Crépuscule sur l'étang

CRÉPUSCULE SUR L'ÉTANG   

 
Les baigneurs ont brisé en un puzzle géant

le reflet du soleil en mille éclats d’argent.

Après les jeux d’enfants, éclaboussant de cris,

et tant et tant de bruits faisant cacophonie,

il est l’heure, il est temps, que la nature efface

de ces jeux, ces affronts, patiemment toute trace.

 

Voici venir le calme, la quiétude, le mystère.

Chaque chose prend sa place pour ce jour à l’envers.
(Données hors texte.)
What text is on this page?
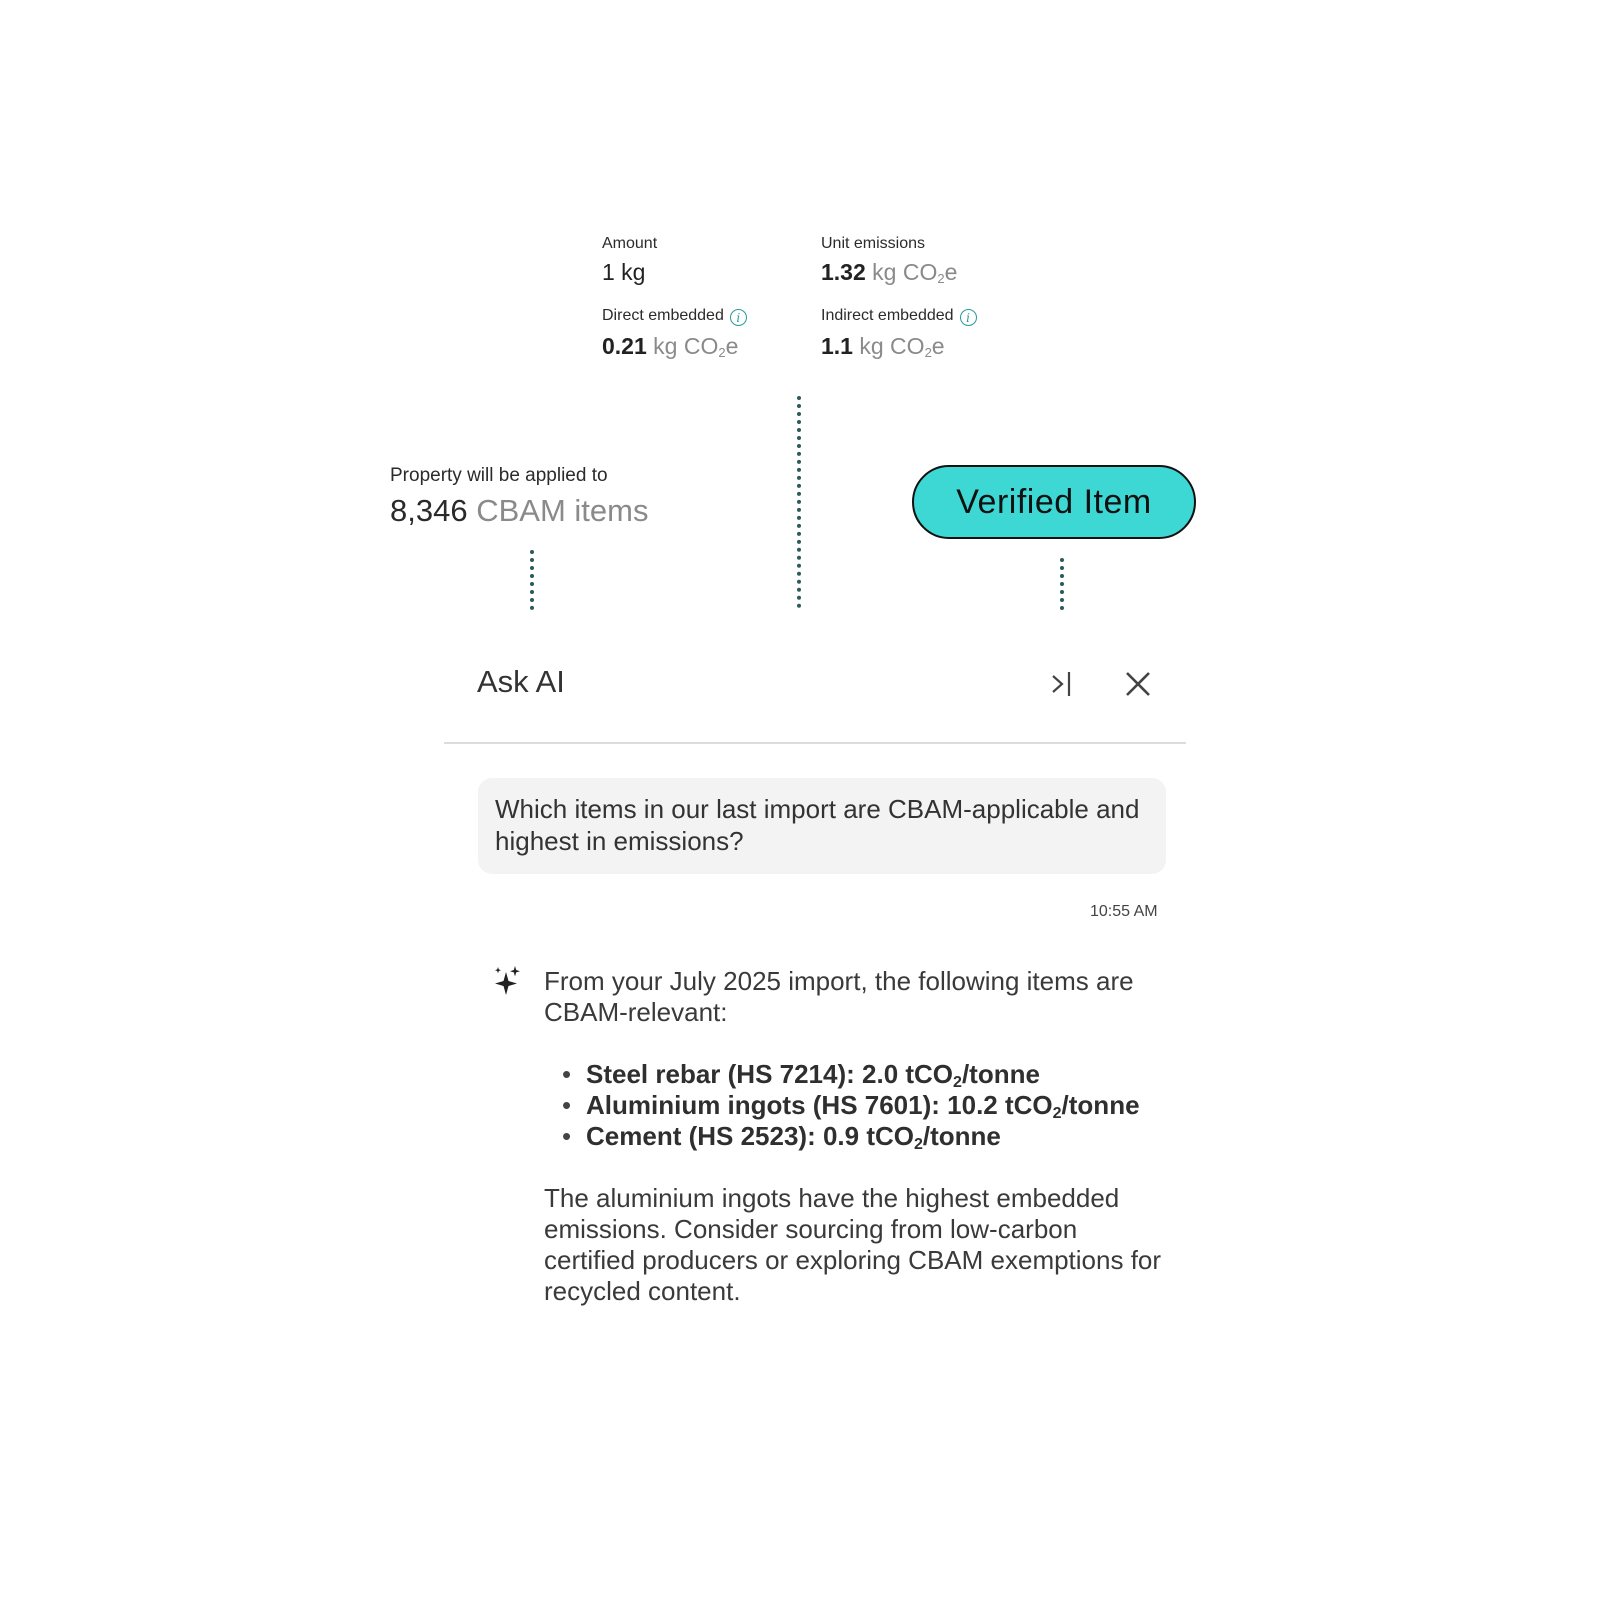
Amount
1 kg
Unit emissions
1.32 kg $CO_2e$
Direct embedded i
0.21 kg $CO_2e$
Indirect embedded i
1.1 kg $CO_2e$
Property will be applied to
8,346 CBAM items	Verified Item
Ask AI
Which items in our last import are CBAM-applicable and highest in emissions?
10:55 AM

From your July 2025 import, the following items are CBAM-relevant:

• Steel rebar (HS 7214): 2.0 tCO$_2$/tonne
• Aluminium ingots (HS 7601): 10.2 tCO$_2$/tonne
• Cement (HS 2523): 0.9 tCO$_2$/tonne

The aluminium ingots have the highest embedded emissions. Consider sourcing from low-carbon certified producers or exploring CBAM exemptions for recycled content.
Après maintes batailles, le moment vient enfin

où l’ombre et la clarté vont se donner la main,

aux rideaux des humains qui allument des lumières,

décorant de guirlandes tout le tour de la Terre.

 

Alors qu’il a sombré par delà les roseaux,

l’astre du jour enflamme les nuages les plus hauts

qui éclairent un instant à la frontière de l’eau

le visage mouvant de la fille du Chaos.

 

Que j’aime ce mariage du jour et de la nuit,

du chien et de la louve, du blanc et puis du gris,

donnant naissance enfin à cette heure métisse,

dont je suis le témoin, à défaut de complice.

 

La lune se mire déjà dans la surface ovale,

comme dans sa psyché, veillant à son teint pâle.

Le magicien du monde a réussi son tour :

voici la nuit qui tombe, et qui mange le jour.